Kannon Shanmugam of Paul, Weiss, the veteran Supreme Court lawyer who argued for Borden, declined comment. Shanmugam, chair of the firm’s Supreme Court and Appellate Practice Group, was set to argue the same issue in another case last term, but his client, James Walker, died while the case was pending. The court then granted review of Borden’s case to resolve the issue.
Dissent: Not ‘Small-Time Criminals’
Kavanaugh’s lengthy dissent struck a different tone, joined by Chief Justice John Roberts and Justices Samuel Alito and Amy Coney Barrett.
“ACCA does not ensnare low-level offenders or small-time criminals,” Kavanaugh said.
He called Kagan’s opinion “mystifying,” noting that “Congress enacted ACCA’s use-of-force clause in 1986 to cover the prototypical violent crimes, such as assault and homicide, that can be committed with a mens rea of recklessness.” Mens rea, Latin for “guilty mind,” is the legal term for the required mental state in a given case.

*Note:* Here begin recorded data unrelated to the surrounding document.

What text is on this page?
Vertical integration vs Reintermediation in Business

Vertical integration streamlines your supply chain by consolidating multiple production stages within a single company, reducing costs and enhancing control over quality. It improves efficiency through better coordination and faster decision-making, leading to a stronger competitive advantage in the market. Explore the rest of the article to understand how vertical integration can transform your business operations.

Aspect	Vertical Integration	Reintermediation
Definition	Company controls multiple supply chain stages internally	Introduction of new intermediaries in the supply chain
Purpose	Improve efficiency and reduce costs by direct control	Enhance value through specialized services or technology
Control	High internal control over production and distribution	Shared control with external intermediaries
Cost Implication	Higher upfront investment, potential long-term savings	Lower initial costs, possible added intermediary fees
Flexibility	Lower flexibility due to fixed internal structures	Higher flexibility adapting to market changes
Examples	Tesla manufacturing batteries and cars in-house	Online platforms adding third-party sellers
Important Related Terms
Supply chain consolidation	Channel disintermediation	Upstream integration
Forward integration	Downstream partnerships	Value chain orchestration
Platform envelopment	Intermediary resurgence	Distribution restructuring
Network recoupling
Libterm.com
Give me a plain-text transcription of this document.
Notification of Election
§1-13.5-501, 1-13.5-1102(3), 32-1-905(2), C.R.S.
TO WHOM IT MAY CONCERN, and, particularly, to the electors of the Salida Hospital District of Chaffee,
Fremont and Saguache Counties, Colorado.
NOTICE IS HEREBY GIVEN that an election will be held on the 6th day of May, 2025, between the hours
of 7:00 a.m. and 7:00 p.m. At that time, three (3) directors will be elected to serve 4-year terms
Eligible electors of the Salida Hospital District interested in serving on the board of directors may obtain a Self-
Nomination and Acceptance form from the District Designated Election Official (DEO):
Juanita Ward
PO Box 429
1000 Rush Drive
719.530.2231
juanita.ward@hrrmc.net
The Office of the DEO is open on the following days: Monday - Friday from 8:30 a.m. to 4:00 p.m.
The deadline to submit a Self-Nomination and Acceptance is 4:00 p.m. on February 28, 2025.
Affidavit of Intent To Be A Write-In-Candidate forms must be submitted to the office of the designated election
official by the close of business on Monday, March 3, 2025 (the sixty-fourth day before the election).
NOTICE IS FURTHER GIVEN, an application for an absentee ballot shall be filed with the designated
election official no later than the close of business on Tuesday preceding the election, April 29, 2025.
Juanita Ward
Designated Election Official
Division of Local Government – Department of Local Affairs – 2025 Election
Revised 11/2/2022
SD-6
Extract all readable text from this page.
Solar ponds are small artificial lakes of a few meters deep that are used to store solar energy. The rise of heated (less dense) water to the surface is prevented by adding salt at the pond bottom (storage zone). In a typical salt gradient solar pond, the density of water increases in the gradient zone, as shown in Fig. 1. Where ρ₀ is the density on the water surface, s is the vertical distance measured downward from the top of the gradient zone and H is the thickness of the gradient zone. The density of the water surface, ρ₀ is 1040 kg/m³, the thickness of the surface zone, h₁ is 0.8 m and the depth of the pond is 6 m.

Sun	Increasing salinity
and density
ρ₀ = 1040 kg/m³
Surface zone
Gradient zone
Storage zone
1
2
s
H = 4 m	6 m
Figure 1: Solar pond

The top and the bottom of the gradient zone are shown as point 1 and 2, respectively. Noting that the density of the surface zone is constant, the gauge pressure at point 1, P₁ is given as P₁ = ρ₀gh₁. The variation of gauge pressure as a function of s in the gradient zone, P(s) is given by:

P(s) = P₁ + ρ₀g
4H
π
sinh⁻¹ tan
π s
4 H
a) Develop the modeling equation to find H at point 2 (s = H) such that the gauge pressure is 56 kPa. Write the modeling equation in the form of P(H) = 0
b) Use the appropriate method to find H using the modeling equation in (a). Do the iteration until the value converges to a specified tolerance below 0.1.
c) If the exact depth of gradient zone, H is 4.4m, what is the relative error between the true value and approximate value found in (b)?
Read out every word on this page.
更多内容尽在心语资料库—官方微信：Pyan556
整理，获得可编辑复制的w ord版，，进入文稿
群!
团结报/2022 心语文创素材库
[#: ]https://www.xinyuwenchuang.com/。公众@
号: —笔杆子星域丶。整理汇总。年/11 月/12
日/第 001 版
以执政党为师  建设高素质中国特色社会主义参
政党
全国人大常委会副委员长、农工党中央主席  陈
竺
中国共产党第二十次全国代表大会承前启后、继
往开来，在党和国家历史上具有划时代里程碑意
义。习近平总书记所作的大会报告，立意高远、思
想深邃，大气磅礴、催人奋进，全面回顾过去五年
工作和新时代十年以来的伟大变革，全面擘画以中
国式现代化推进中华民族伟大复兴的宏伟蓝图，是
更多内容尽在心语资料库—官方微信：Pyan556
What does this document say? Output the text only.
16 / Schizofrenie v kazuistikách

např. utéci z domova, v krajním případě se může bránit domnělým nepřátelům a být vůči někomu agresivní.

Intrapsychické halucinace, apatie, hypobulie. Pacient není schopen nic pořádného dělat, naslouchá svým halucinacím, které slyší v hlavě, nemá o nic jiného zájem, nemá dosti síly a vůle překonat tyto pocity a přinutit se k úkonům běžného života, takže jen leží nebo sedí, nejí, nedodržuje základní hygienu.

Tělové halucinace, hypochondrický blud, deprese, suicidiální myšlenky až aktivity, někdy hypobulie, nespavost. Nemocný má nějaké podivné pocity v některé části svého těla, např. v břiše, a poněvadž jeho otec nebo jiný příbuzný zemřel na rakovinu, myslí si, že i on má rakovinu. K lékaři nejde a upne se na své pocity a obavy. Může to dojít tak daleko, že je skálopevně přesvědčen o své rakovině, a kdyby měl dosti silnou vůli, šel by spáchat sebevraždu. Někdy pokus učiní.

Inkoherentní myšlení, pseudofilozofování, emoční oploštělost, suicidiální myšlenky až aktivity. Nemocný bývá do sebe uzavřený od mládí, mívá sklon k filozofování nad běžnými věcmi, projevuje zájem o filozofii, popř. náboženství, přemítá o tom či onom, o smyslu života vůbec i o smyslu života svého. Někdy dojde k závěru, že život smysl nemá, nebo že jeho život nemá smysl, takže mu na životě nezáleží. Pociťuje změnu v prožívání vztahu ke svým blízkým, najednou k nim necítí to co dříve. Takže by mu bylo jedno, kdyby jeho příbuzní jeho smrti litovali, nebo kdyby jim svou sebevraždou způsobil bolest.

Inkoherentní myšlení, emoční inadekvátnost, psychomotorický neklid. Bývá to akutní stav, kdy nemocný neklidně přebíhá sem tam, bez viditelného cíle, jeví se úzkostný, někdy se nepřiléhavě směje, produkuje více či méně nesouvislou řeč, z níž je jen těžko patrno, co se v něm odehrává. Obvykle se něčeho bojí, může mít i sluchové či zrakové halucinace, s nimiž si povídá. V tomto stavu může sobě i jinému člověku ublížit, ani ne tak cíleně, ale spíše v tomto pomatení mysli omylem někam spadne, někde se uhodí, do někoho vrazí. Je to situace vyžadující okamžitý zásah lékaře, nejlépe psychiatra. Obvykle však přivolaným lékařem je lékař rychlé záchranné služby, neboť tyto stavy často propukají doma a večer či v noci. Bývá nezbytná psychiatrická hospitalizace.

Thursday’s ruling, Kavanaugh wrote, “overrides Congress’s judgment about the danger posed by recidivist violent felons who unlawfully possess firearms and threaten further violence.” He listed his own reckless examples, like a defendant who was convicted of reckless homicide for shooting another man in the chest and killing him during a fight.
On the defense side, the ruling prevents what the National Association of Criminal Defense Lawyers warned the justices would have resulted in “unjust and disproportionate sentences for defendants nationwide.”
A contrary holding, the group said in an amicus brief, “would expand the reach of ACCA’s severe sentencing consequences to defendants whose predicate offenses bear little, if any, resemblance to the knowing and purposeful acts of violence Congress intended to target.”
The case is Borden v. United States, U.S., No. 19-5410.